Impact of inappropriate empirical therapy for sepsis due to health care-associated methicillin-resistant Staphylococcus aureus.
J Infect. 2009 Feb;58(2):131-7
Authors: Rodríguez-Baño J, Millán AB, Domínguez MA, Borraz C, González MP, Almirante B, Cercenado E, Padilla B, Pujol M,
OBJECTIVES: We investigated the influence of empirical therapy on the mortality of patients with health care-associated (HCA) sepsis caused by methicillin-resistant Staphylococcus aureus (MRSA) infections in a multicenter cohort, and the variables associated with inappropriate empirical therapy. METHODS: All new cases of infection caused by HCA-MRSA presenting with sepsis syndrome in 59 Spanish hospitals during June 2003 were prospectively followed.

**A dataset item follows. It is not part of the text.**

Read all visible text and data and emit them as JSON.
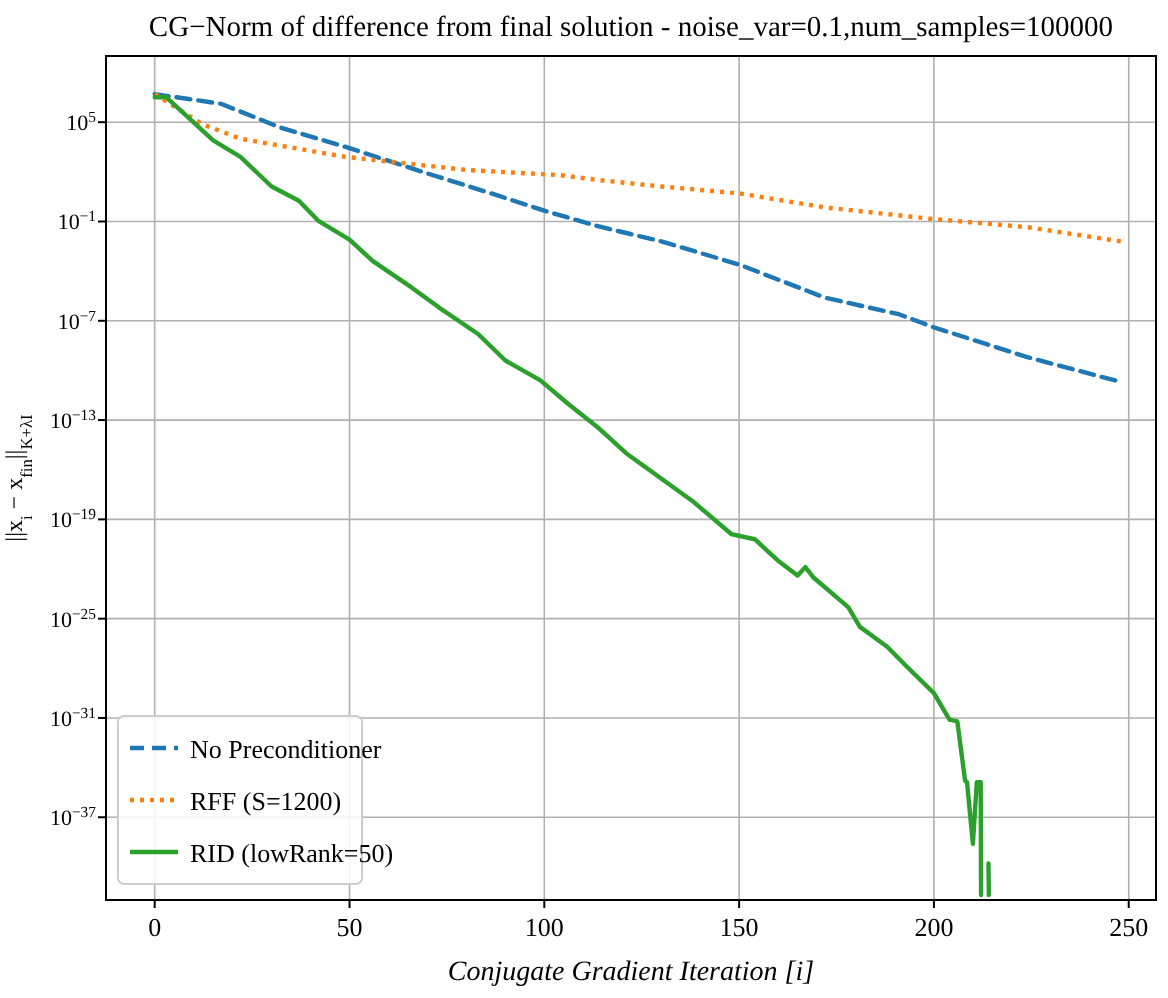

The main outcome variable was mortality at day 30. Predictors of mortality and of inappropriate empirical therapy were studied using multivariate logistic regression. RESULTS: We included 209 cases. Crude mortality was 23%. After controlling for severity of the underlying condition, ICU stay, presentation with severe sepsis or shock, and site of infection, inappropriate empirical therapy was associated with an increased odds of mortality (OR=3.0; 95% CI: 1.01-9.0; p=0.04). Only 21.1% of the patients received appropriate empirical therapy. Variables independently associated with appropriate therapy were recent surgery, central venous catheter and certain sites of infection (primary bacteraemia, intraabdominal infections, and respiratory tract infections). Cancer patients were at an increased risk of receiving inappropriate therapy. CONCLUSIONS: Inappropriate empirical therapy was independently associated with increased mortality in this multicenter cohort. Clinicians should be aware of the need to consider coverage against MRSA more frequently.